Voici le texte de l’allocution de Luc k. Audebrand, prononcée lors de l’assemblée générale annuelle du Pôle des entreprises d’économie sociale de la région de la Capitale-Nationale le 11 juin 2019 à la Coopérative funéraire des Deux Rives (Centre funéraire St-Charles).

 

Distingué·e·s membres du PôleCN, distingué·e·s invité·e·s à cette assemblée générale annuelle, je vous remercie de votre présence ici, car vous avez posé, en vous déplaçant dans ce magnifique bâtiment, un geste éminemment politique. Il s’agit d’un geste important, presque aussi important qu’aller déposer son bulletin de vote dans l’urne les jours d’élection. Mais ça, vous le savez déjà…
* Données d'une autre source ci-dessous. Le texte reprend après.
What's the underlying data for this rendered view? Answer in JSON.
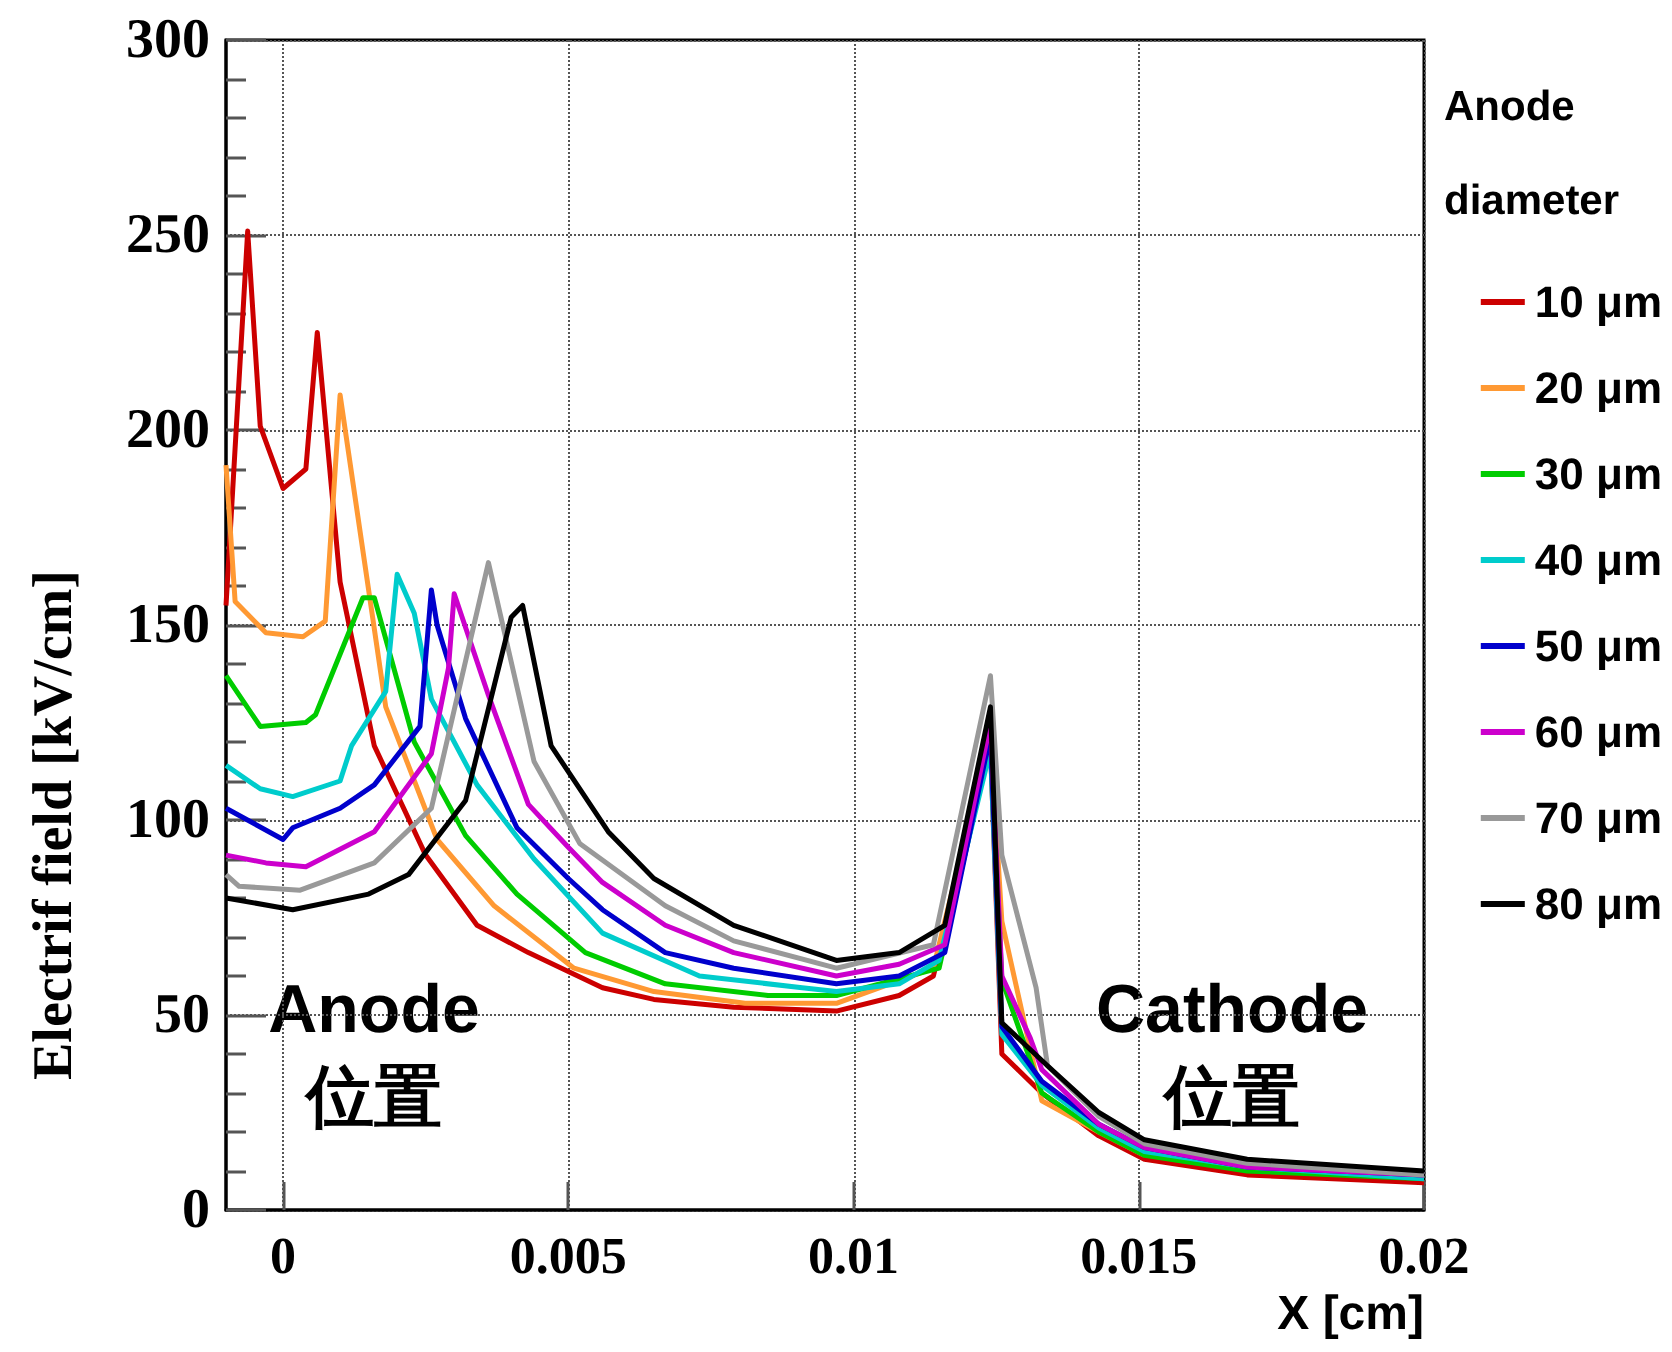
{
  "chart_data": {
    "type": "line",
    "xlabel": "X [cm]",
    "ylabel": "Electrif field [kV/cm]",
    "legend_title": "Anode diameter",
    "legend": "right",
    "grid": true,
    "marker": "none",
    "line_style": "solid",
    "xlim": [
      -0.001,
      0.02
    ],
    "xticks": [
      0,
      0.005,
      0.01,
      0.015,
      0.02
    ],
    "ylim": [
      0,
      300
    ],
    "yticks": [
      0,
      50,
      100,
      150,
      200,
      250,
      300
    ],
    "annotations": [
      "Anode\n位置",
      "Cathode\n位置"
    ],
    "series": [
      {
        "name": "10 μm",
        "color": "#cc0000",
        "x": [
          -0.001,
          -0.00062,
          -0.0004,
          0,
          0.0004,
          0.0006,
          0.001,
          0.0016,
          0.0025,
          0.0034,
          0.0043,
          0.0056,
          0.0065,
          0.0079,
          0.0097,
          0.0108,
          0.0114,
          0.0124,
          0.0126,
          0.0133,
          0.0143,
          0.0151,
          0.0169,
          0.02
        ],
        "values": [
          155,
          251,
          201,
          185,
          190,
          225,
          161,
          119,
          91,
          73,
          66,
          57,
          54,
          52,
          51,
          55,
          60,
          119,
          40,
          30,
          19,
          13,
          9,
          7
        ]
      },
      {
        "name": "20 μm",
        "color": "#ff9933",
        "x": [
          -0.001,
          -0.00084,
          -0.0003,
          0.00035,
          0.00074,
          0.001,
          0.0018,
          0.0027,
          0.0037,
          0.0051,
          0.0065,
          0.0081,
          0.0097,
          0.0114,
          0.0124,
          0.0126,
          0.0133,
          0.0143,
          0.0151
        ],
        "values": [
          191,
          156,
          148,
          147,
          151,
          209,
          129,
          95,
          78,
          62,
          56,
          53,
          53,
          62,
          122,
          74,
          28,
          20,
          14
        ]
      },
      {
        "name": "30 μm",
        "color": "#00cc00",
        "x": [
          -0.001,
          -0.0004,
          0.0004,
          0.00057,
          0.0014,
          0.0016,
          0.0023,
          0.0032,
          0.0041,
          0.0053,
          0.0067,
          0.0085,
          0.0097,
          0.0115,
          0.0124,
          0.0126,
          0.0133,
          0.0143,
          0.0151,
          0.0169,
          0.02
        ],
        "values": [
          137,
          124,
          125,
          127,
          157,
          157,
          120,
          96,
          81,
          66,
          58,
          55,
          55,
          62,
          120,
          59,
          30,
          20,
          14,
          10,
          8
        ]
      },
      {
        "name": "40 μm",
        "color": "#00cccc",
        "x": [
          -0.001,
          -0.0004,
          0.00017,
          0.001,
          0.0012,
          0.0018,
          0.002,
          0.0023,
          0.0026,
          0.0034,
          0.0044,
          0.0056,
          0.0073,
          0.0091,
          0.0097,
          0.0108,
          0.0115,
          0.0124,
          0.0126,
          0.0133,
          0.0143,
          0.0151,
          0.0169,
          0.02
        ],
        "values": [
          114,
          108,
          106,
          110,
          119,
          133,
          163,
          153,
          131,
          109,
          90,
          71,
          60,
          57,
          56,
          58,
          64,
          118,
          45,
          32,
          21,
          15,
          11,
          8
        ]
      },
      {
        "name": "50 μm",
        "color": "#0000cc",
        "x": [
          -0.001,
          0,
          0.00017,
          0.001,
          0.0016,
          0.0024,
          0.0026,
          0.0027,
          0.0032,
          0.0041,
          0.005,
          0.0056,
          0.0067,
          0.0079,
          0.0097,
          0.0108,
          0.0116,
          0.0124,
          0.0126,
          0.0133,
          0.0143,
          0.0151,
          0.0169,
          0.02
        ],
        "values": [
          103,
          95,
          98,
          103,
          109,
          124,
          159,
          150,
          126,
          98,
          85,
          77,
          66,
          62,
          58,
          60,
          66,
          122,
          47,
          33,
          22,
          16,
          11,
          9
        ]
      },
      {
        "name": "60 μm",
        "color": "#cc00cc",
        "x": [
          -0.001,
          -0.0003,
          0.0004,
          0.0016,
          0.0026,
          0.0029,
          0.003,
          0.0036,
          0.0043,
          0.005,
          0.0056,
          0.0067,
          0.0079,
          0.0097,
          0.0108,
          0.0116,
          0.0124,
          0.0126,
          0.0131,
          0.0133,
          0.0143,
          0.0151,
          0.0169,
          0.02
        ],
        "values": [
          91,
          89,
          88,
          97,
          117,
          139,
          158,
          132,
          104,
          93,
          84,
          73,
          66,
          60,
          63,
          68,
          125,
          60,
          44,
          36,
          22,
          16,
          11,
          9
        ]
      },
      {
        "name": "70 μm",
        "color": "#999999",
        "x": [
          -0.001,
          -0.00077,
          0.0003,
          0.0016,
          0.0026,
          0.0036,
          0.0044,
          0.0052,
          0.0067,
          0.0079,
          0.0097,
          0.0114,
          0.0124,
          0.0126,
          0.0132,
          0.0134,
          0.0143,
          0.0151,
          0.0169,
          0.02
        ],
        "values": [
          86,
          83,
          82,
          89,
          103,
          166,
          115,
          94,
          78,
          69,
          62,
          68,
          137,
          91,
          57,
          37,
          24,
          17,
          12,
          9
        ]
      },
      {
        "name": "80 μm",
        "color": "#000000",
        "x": [
          -0.001,
          0.00017,
          0.0015,
          0.0022,
          0.0032,
          0.004,
          0.0042,
          0.0047,
          0.0057,
          0.0065,
          0.0079,
          0.0097,
          0.0108,
          0.0116,
          0.0124,
          0.0126,
          0.0134,
          0.0143,
          0.0151,
          0.0169,
          0.02
        ],
        "values": [
          80,
          77,
          81,
          86,
          105,
          152,
          155,
          119,
          97,
          85,
          73,
          64,
          66,
          73,
          129,
          48,
          37,
          25,
          18,
          13,
          10
        ]
      }
    ]
  }
}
Dans la foulée de la récente publication du premier portrait statistique sur l’économie sociale, j’ai vu apparaître le #çafaitchangement. Il est indéniable que l’économie sociale est un vecteur de changement, et j’irais plus loin en disant qu’il s’agit d’un puissant vecteur de transformation sociale. J’irais encore un peu plus loin en affirmant qu’en 2019, l’économie sociale est le principal vecteur de transformation sociale dont nous disposons, nous, citoyen·ne·s. Parce que l’économie sociale nous appartient.

La transformation sociale propulsée par l’économie sociale prend au moins quatre formes.
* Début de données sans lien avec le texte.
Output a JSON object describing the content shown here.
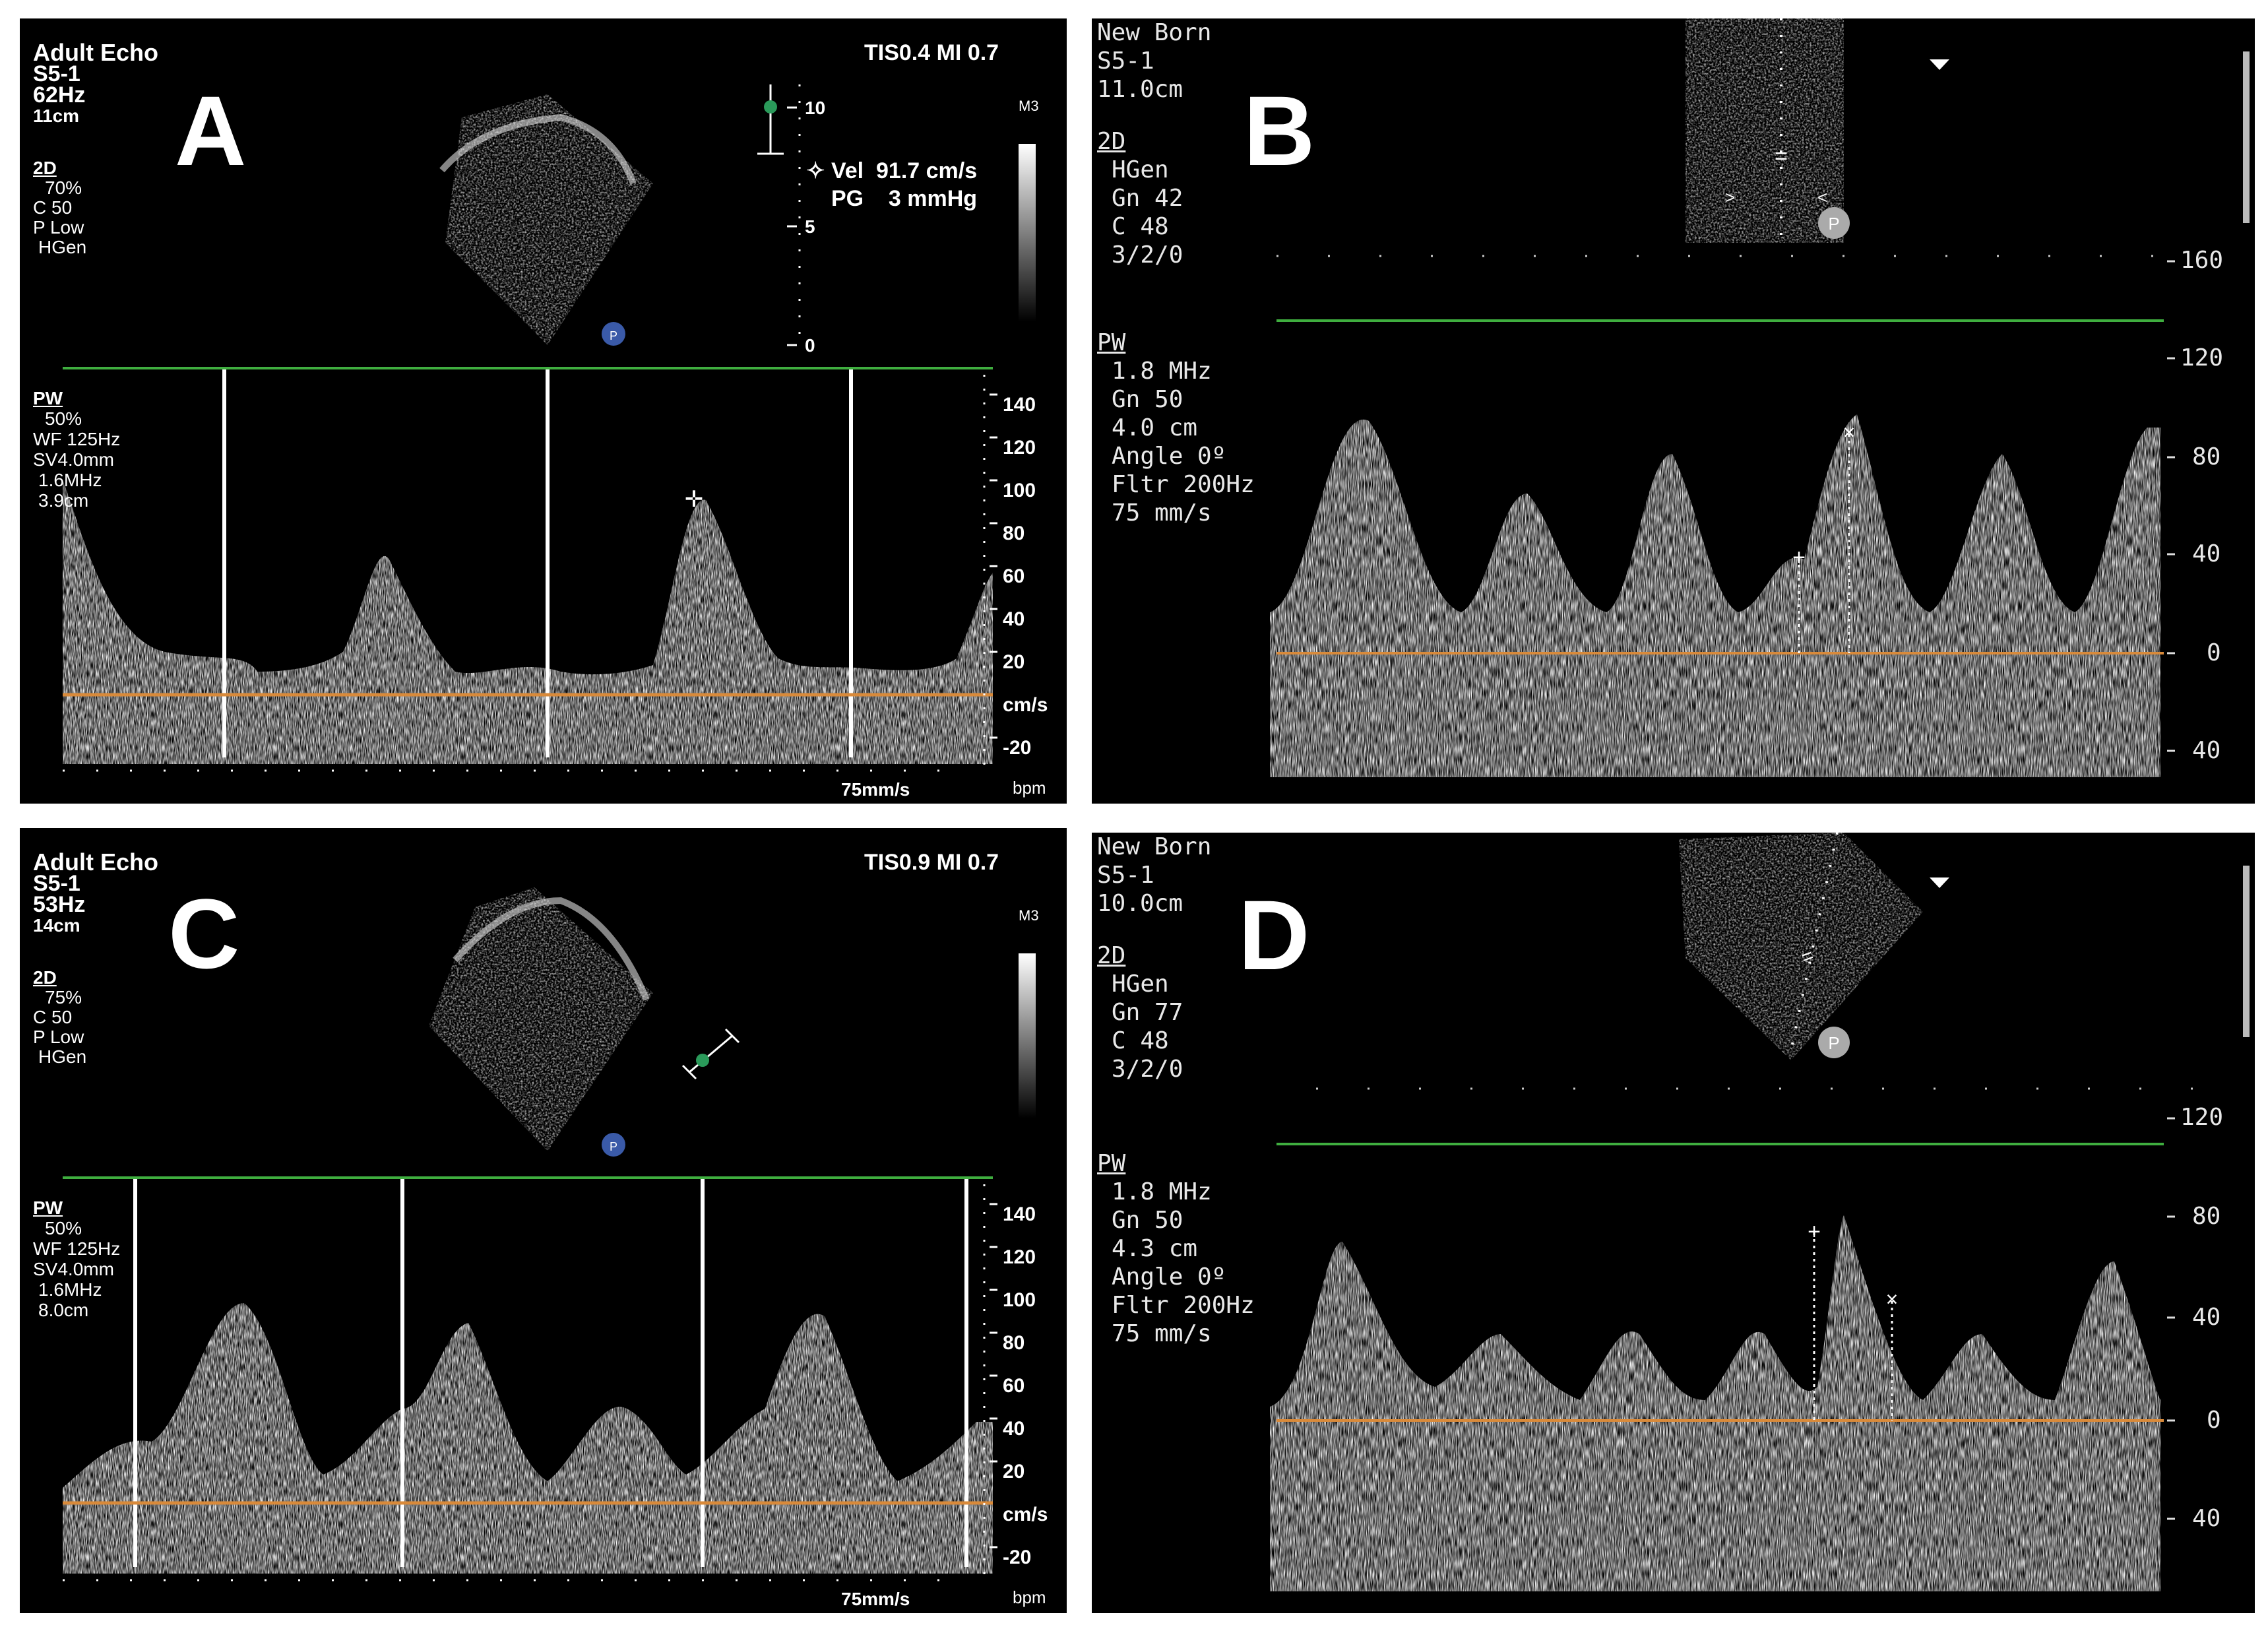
{
  "panels": {
    "A": {
      "letter": "A",
      "header": [
        "Adult Echo",
        "S5-1",
        "62Hz",
        "11cm"
      ],
      "mode2d": [
        "2D",
        "70%",
        "C 50",
        "P Low",
        "HGen"
      ],
      "tis": "TIS0.4   MI 0.7",
      "m3": "M3",
      "measure": {
        "vel_label": "Vel",
        "vel_value": "91.7 cm/s",
        "pg_label": "PG",
        "pg_value": "3 mmHg"
      },
      "small_scale": [
        "10",
        "5",
        "0"
      ],
      "pw": [
        "PW",
        "50%",
        "WF 125Hz",
        "SV4.0mm",
        "1.6MHz",
        "3.9cm"
      ],
      "scale": [
        "140",
        "120",
        "100",
        "80",
        "60",
        "40",
        "20",
        "cm/s",
        "-20"
      ],
      "speed": "75mm/s",
      "bpm": "bpm"
    },
    "B": {
      "letter": "B",
      "header": [
        "New Born",
        "S5-1",
        "11.0cm"
      ],
      "mode2d": [
        "2D",
        "HGen",
        "Gn 42",
        "C 48",
        "3/2/0"
      ],
      "pw": [
        "PW",
        "1.8 MHz",
        "Gn 50",
        "4.0 cm",
        "Angle 0º",
        "Fltr 200Hz",
        "75 mm/s"
      ],
      "scale": [
        "160",
        "120",
        "80",
        "40",
        "0",
        "40"
      ]
    },
    "C": {
      "letter": "C",
      "header": [
        "Adult Echo",
        "S5-1",
        "53Hz",
        "14cm"
      ],
      "mode2d": [
        "2D",
        "75%",
        "C 50",
        "P Low",
        "HGen"
      ],
      "tis": "TIS0.9   MI 0.7",
      "m3": "M3",
      "pw": [
        "PW",
        "50%",
        "WF 125Hz",
        "SV4.0mm",
        "1.6MHz",
        "8.0cm"
      ],
      "scale": [
        "140",
        "120",
        "100",
        "80",
        "60",
        "40",
        "20",
        "cm/s",
        "-20"
      ],
      "speed": "75mm/s",
      "bpm": "bpm"
    },
    "D": {
      "letter": "D",
      "header": [
        "New Born",
        "S5-1",
        "10.0cm"
      ],
      "mode2d": [
        "2D",
        "HGen",
        "Gn 77",
        "C 48",
        "3/2/0"
      ],
      "pw": [
        "PW",
        "1.8 MHz",
        "Gn 50",
        "4.3 cm",
        "Angle 0º",
        "Fltr 200Hz",
        "75 mm/s"
      ],
      "scale": [
        "120",
        "80",
        "40",
        "0",
        "40"
      ]
    }
  },
  "colors": {
    "baseline": "#d98a3a",
    "sample_line": "#3fae3f",
    "marker": "#2a9a5a",
    "probe_dot": "#3a5aa8"
  }
}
Tout d’abord, l’économie sociale impulse une transformation économique : elle crée des emplois, elle en sécurise d’autres. Elle n’a pas peur d’investir tous les secteurs d’activités, car aucun n’est à son épreuve. Je pense notamment à Eva, qui répond à Uber dans le secteur du taxi. J’ai en tête FairBnB, qui rétorque à AirBnB dans l’industrie touristique. Comment ne pas parler de Stocksy, qui fait un pied de nez à iStock dans le secteur de la photographie. Il y aussi CoopCycle, qui fait pédaler Deliveroo dans le secteur de la livraison à vélo. L’économie sociale crée et redistribue de la richesse, de la vraie richesse !
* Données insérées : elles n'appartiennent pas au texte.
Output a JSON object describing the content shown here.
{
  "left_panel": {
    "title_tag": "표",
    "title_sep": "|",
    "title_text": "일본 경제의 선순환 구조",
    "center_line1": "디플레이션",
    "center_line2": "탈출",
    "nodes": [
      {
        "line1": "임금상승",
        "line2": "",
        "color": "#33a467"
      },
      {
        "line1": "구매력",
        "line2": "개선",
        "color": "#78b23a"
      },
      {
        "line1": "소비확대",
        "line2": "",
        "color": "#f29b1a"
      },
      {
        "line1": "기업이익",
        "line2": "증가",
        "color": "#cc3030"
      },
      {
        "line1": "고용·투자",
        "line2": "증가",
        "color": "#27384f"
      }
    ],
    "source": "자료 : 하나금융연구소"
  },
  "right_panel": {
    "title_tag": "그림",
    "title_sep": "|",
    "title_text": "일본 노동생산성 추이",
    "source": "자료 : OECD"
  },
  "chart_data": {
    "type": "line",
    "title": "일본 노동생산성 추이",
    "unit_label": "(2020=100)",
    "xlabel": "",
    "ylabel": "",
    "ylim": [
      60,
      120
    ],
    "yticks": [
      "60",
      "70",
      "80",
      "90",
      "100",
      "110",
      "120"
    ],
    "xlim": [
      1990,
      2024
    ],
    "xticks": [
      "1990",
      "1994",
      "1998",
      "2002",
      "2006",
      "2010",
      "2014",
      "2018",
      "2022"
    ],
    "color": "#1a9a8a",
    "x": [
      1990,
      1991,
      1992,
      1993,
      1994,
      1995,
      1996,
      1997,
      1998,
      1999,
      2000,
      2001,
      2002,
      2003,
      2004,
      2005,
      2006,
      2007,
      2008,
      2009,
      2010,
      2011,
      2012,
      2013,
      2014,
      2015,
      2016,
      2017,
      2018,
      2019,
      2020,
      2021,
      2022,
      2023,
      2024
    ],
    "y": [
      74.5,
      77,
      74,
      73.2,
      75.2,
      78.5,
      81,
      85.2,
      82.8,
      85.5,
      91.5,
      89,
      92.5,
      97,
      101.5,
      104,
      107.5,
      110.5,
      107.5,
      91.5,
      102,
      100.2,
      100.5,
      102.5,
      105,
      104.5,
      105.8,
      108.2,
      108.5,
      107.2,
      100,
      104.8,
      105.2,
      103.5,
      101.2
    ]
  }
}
Deuxièmement, l’économie sociale stimule une transformation technique. Par cela, je veux dire qu’elle permet à des gens normaux, provenant de tous les horizons, de développer du savoir, du savoir-faire et du savoir-être. Cela permet de briser les barrières élitistes qui séparent l’amateur de l’expert. Je pense à La Patente et à son RepairCafé. J’ai en tête l’Accorderie et son échange de services. Je félicite La Baratte qui fête ses 20 ans cette année. Évidemment, comment ne pas nommer Recyclage Vanier, le Groupe TAQ et plusieurs autres entreprises qui favorisent l’insertion socioprofessionnelle qui permet de donner un sens à la vie de tant de personnes.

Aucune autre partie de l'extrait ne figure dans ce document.